PAST AND PRESENT SOCIAL LANDSCAPES OF ARCHAEOLOGY IN EUROPE

Predrag Novaković

When: Saturday 8 September, 18:40 - 20:00
Where: CCCB4M

Being an organiser of the EAA inaugural Meeting in Ljubljana in 1994 and serving for 17 years on EAA bodies gave me the chance to closely observe the changes the discipline and practice of archaeology went through over the past three decades. My personal and professional experiences of studying and working in one (socialist) country, former Yugoslavia, and continuing in another one, Slovenia, contribute another component to my re-thinking of these changes and the role of the EAA in them. Since it is impossible to elaborate on all aspects of the recent transformations in one lecture, I will focus on what I have termed the social landscape of archaeology, i.e., the social structures, conditions and changes which affect the discipline of archaeology and archaeologists, and where the influence of the EAA was probably felt the most. For the sake of this keynote lecture, I see “European archaeology” as a cluster of regional and local scholarly traditions which, over the past century or so, have been greatly determined by past and present national political frameworks. Each major political change resulted also in the considerable reshaping of the archaeological discipline. The last major transformation following the end of polarised Europe most directly affected “eastern” archaeologies (but also catalysed considerable changes in the “West”), not only in ideological terms but also with regard to differences in technological development, funding opportunities, weak communication between the archaeologists from “two Europes”, lack of publications, travel opportunities, language barriers, etc. It is these aspects that increased the gap and somehow isolated the “East” rather than ideology alone.

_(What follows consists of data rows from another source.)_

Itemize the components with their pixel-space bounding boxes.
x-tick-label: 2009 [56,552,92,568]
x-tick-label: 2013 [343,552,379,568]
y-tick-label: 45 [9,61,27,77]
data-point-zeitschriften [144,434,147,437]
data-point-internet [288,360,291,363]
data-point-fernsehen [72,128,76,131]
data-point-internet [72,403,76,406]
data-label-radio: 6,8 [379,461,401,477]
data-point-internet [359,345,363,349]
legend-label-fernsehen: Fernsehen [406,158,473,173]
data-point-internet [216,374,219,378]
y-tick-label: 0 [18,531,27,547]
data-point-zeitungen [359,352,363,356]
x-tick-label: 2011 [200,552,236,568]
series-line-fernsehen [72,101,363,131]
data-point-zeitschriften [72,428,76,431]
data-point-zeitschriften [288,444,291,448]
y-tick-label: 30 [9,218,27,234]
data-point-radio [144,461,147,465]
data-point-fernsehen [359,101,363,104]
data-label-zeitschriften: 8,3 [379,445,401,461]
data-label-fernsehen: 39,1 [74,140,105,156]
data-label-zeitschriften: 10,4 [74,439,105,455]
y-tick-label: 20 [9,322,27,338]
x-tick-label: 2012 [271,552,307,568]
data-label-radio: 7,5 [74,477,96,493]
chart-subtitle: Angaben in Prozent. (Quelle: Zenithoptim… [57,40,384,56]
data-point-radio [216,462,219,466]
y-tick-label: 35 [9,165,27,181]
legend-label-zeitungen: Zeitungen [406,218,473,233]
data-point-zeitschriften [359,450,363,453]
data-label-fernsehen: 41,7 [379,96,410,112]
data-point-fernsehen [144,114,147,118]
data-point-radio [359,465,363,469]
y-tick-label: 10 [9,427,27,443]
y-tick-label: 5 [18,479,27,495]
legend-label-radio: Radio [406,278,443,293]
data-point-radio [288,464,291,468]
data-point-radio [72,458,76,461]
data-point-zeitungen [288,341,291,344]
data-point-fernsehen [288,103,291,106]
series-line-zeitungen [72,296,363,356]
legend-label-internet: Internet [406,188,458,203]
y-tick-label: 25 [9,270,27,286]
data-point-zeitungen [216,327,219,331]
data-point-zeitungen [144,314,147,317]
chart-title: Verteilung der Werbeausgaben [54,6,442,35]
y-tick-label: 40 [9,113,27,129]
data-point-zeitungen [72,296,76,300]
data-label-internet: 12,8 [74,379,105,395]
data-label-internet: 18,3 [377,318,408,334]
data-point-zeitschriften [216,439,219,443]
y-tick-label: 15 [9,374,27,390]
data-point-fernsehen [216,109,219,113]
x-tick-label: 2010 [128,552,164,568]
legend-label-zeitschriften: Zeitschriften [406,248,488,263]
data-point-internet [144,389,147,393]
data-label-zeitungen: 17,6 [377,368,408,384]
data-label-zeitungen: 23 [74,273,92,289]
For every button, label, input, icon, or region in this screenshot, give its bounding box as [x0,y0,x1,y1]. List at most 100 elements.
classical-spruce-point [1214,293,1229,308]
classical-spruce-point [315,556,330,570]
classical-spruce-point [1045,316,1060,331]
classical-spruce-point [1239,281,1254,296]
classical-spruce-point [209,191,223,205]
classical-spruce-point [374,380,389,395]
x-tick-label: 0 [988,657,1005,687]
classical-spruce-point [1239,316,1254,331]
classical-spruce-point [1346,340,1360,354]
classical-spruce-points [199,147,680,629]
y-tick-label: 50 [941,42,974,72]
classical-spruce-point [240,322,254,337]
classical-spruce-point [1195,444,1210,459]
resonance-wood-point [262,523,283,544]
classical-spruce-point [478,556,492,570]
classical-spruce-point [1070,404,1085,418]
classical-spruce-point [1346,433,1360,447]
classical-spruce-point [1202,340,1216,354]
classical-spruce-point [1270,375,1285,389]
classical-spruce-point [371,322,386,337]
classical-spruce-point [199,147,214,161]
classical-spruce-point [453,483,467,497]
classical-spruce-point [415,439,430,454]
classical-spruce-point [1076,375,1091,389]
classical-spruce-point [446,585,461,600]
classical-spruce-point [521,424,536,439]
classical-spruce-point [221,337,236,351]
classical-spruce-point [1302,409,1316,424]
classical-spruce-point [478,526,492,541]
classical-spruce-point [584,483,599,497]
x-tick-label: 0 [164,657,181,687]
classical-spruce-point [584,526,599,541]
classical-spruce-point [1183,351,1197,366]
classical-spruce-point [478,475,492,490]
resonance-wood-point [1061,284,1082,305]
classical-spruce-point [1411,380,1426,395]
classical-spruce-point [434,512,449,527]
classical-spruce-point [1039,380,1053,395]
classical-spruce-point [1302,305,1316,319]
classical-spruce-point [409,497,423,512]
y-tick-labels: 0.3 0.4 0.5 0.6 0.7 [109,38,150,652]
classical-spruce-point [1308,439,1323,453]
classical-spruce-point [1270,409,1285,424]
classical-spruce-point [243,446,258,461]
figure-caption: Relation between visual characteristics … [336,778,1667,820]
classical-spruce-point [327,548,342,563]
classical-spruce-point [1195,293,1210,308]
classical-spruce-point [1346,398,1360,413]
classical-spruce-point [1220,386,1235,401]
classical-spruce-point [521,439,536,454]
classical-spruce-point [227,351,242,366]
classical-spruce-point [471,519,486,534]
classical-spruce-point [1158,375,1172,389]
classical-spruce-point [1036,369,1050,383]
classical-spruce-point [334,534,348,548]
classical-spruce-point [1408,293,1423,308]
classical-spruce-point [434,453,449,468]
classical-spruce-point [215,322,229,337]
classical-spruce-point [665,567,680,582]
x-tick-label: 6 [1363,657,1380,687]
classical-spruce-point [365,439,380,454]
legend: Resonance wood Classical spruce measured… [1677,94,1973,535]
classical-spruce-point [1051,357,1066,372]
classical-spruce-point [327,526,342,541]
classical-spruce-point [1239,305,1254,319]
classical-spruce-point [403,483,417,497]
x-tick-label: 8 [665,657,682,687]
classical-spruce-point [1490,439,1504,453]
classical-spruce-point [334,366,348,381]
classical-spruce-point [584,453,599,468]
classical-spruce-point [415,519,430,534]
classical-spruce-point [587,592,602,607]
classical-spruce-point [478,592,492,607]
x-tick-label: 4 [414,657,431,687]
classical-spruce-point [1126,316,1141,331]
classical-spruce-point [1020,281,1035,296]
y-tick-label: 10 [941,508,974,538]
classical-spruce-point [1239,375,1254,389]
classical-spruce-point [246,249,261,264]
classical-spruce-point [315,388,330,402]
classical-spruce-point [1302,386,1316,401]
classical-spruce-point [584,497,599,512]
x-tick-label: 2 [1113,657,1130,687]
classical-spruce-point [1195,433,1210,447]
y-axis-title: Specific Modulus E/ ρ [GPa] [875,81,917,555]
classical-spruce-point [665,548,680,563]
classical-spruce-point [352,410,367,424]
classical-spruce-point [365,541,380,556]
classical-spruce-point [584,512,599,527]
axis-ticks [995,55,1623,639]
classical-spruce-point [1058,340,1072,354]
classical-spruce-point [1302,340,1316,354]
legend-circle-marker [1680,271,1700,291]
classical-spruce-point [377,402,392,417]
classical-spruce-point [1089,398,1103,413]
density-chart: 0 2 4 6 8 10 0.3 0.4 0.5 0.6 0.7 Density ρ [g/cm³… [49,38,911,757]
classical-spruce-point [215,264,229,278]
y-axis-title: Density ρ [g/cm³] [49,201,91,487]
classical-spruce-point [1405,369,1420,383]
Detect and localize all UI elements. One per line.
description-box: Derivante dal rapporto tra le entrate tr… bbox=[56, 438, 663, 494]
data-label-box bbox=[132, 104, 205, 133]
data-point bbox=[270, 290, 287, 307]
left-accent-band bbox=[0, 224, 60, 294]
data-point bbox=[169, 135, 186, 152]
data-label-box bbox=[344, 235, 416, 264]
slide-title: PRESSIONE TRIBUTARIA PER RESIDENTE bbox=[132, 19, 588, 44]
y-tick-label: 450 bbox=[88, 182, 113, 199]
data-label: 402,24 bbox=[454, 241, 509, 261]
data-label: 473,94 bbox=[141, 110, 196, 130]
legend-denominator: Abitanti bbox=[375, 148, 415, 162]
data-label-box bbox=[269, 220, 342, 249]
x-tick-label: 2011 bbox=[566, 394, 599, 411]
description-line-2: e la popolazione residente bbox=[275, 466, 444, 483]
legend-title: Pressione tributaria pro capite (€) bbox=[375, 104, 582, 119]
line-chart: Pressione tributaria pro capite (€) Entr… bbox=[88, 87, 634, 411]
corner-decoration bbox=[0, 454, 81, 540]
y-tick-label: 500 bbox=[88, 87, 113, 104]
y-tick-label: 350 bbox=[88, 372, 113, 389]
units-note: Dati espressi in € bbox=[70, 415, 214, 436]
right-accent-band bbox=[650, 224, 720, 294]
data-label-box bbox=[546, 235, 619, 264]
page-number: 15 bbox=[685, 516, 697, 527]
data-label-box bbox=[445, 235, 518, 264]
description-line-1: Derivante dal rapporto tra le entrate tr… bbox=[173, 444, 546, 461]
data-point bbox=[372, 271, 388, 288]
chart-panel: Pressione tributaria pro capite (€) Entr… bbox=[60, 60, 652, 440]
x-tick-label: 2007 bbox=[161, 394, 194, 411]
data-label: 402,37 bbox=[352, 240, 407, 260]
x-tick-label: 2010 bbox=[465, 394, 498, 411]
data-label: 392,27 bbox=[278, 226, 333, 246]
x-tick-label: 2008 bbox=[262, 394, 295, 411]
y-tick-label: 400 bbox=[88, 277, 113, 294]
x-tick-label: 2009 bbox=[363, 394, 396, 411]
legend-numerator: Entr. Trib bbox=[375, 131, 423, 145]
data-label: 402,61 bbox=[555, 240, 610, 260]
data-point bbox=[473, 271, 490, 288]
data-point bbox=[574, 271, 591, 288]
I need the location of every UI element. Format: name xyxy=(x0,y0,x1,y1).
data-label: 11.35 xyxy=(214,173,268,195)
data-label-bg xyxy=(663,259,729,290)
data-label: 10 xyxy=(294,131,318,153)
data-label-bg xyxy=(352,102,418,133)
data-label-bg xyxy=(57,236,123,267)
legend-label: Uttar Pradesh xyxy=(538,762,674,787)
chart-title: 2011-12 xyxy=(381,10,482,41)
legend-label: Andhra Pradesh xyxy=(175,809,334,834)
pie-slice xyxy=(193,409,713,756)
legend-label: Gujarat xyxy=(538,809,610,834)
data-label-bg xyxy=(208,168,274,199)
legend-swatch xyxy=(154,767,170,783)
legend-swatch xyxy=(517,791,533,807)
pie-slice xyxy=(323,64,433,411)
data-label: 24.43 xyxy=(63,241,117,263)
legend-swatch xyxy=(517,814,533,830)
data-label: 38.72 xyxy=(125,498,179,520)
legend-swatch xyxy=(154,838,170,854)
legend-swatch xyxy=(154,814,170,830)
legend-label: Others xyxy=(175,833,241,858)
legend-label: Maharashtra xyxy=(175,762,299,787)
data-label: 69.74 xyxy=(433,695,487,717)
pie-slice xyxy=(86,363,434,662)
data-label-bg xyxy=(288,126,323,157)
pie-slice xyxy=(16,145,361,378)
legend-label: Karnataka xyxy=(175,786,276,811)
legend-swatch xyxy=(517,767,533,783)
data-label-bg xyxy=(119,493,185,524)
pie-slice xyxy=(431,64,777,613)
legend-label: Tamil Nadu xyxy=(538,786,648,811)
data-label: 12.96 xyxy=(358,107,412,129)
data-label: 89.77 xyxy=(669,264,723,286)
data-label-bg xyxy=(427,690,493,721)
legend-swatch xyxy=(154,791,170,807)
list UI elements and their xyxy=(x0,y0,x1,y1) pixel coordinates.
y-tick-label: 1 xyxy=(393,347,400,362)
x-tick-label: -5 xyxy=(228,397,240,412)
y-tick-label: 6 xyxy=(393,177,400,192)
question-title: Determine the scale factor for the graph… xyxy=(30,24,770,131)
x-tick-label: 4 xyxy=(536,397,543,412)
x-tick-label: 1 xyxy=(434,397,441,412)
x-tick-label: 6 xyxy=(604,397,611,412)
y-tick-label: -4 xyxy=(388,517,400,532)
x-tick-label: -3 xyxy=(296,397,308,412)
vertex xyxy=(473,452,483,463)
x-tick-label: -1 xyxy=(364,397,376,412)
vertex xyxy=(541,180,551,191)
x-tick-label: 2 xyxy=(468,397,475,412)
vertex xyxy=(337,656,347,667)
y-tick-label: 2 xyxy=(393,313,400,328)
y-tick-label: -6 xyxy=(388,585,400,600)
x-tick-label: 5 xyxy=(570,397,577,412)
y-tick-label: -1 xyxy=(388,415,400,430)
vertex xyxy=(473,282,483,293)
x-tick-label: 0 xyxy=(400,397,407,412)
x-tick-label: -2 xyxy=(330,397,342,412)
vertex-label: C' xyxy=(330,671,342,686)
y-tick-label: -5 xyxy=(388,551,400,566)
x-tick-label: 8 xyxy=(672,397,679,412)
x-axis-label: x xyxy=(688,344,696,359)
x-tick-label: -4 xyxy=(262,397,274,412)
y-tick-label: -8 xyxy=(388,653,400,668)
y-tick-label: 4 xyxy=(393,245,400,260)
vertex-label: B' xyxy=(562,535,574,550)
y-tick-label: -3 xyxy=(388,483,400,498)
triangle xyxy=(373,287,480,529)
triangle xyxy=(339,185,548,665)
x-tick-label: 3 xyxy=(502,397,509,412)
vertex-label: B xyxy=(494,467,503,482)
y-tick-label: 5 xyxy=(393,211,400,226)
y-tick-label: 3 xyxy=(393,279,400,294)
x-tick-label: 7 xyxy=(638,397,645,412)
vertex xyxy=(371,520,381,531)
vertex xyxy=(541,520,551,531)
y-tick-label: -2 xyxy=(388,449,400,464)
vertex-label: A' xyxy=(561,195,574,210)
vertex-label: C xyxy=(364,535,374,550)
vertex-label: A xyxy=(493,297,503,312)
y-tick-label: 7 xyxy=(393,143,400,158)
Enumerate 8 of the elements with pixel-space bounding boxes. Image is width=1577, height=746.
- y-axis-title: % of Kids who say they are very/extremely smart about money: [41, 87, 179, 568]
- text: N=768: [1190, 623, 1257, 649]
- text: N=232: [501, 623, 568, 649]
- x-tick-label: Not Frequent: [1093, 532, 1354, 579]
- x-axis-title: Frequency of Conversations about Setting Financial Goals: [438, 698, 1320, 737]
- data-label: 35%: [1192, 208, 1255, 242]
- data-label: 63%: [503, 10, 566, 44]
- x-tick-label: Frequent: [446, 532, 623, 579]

And indeed, it is in these fields where, since the 1990s, the greatest advances were made and where the EAA contributed the most.

Biography

Born in 1963 in Postojna, Slovenia, graduated from archaeology (1989), PhD in archaeology (2002) at the University of Ljubljana. Since 1992 employed at the Department of Archaeology, University of Ljubljana, first as researcher and teaching assistant, after 2003 as professor. Guest professor at the Universities of Pisa (1997-2000), Graz (2007) and Sarajevo (2012-2014). Lecturing and research: history and theory of archaeology, field methods, settlement and landscape studies, GIS, preventive archaeology, digital archaeology. Conducted research projects in Slovenia, Croatia, Serbia, Bosnia and Herzegovina, Slovakia, France. Member of the EAA since 1994, co-organizer of the EAA Inaugural Meeting in Ljubljana, served in several EAA bodies, Secretary of the EAA (2005-2008), awarded the EAA honorary membership in 2008. Author and co-author of monographs and papers on history of archaeology in Slovenia and SE Europe. nationalism in archaeology, theoretical overviews of spatial and settlement studies in European and regional archaeology, prehistoric hillforts in Northern Adriatic. Edited and co-edited monographs on Europan preventive archaeology, virtual archaeology, 3D recording. Co-author of archaeological research standards in Slovenia. Since 2007 intensively engaged in projects and initiatives aimed at improving the status and practice of archaeology in SE European countries, especially in Bosnia and Herzegovina.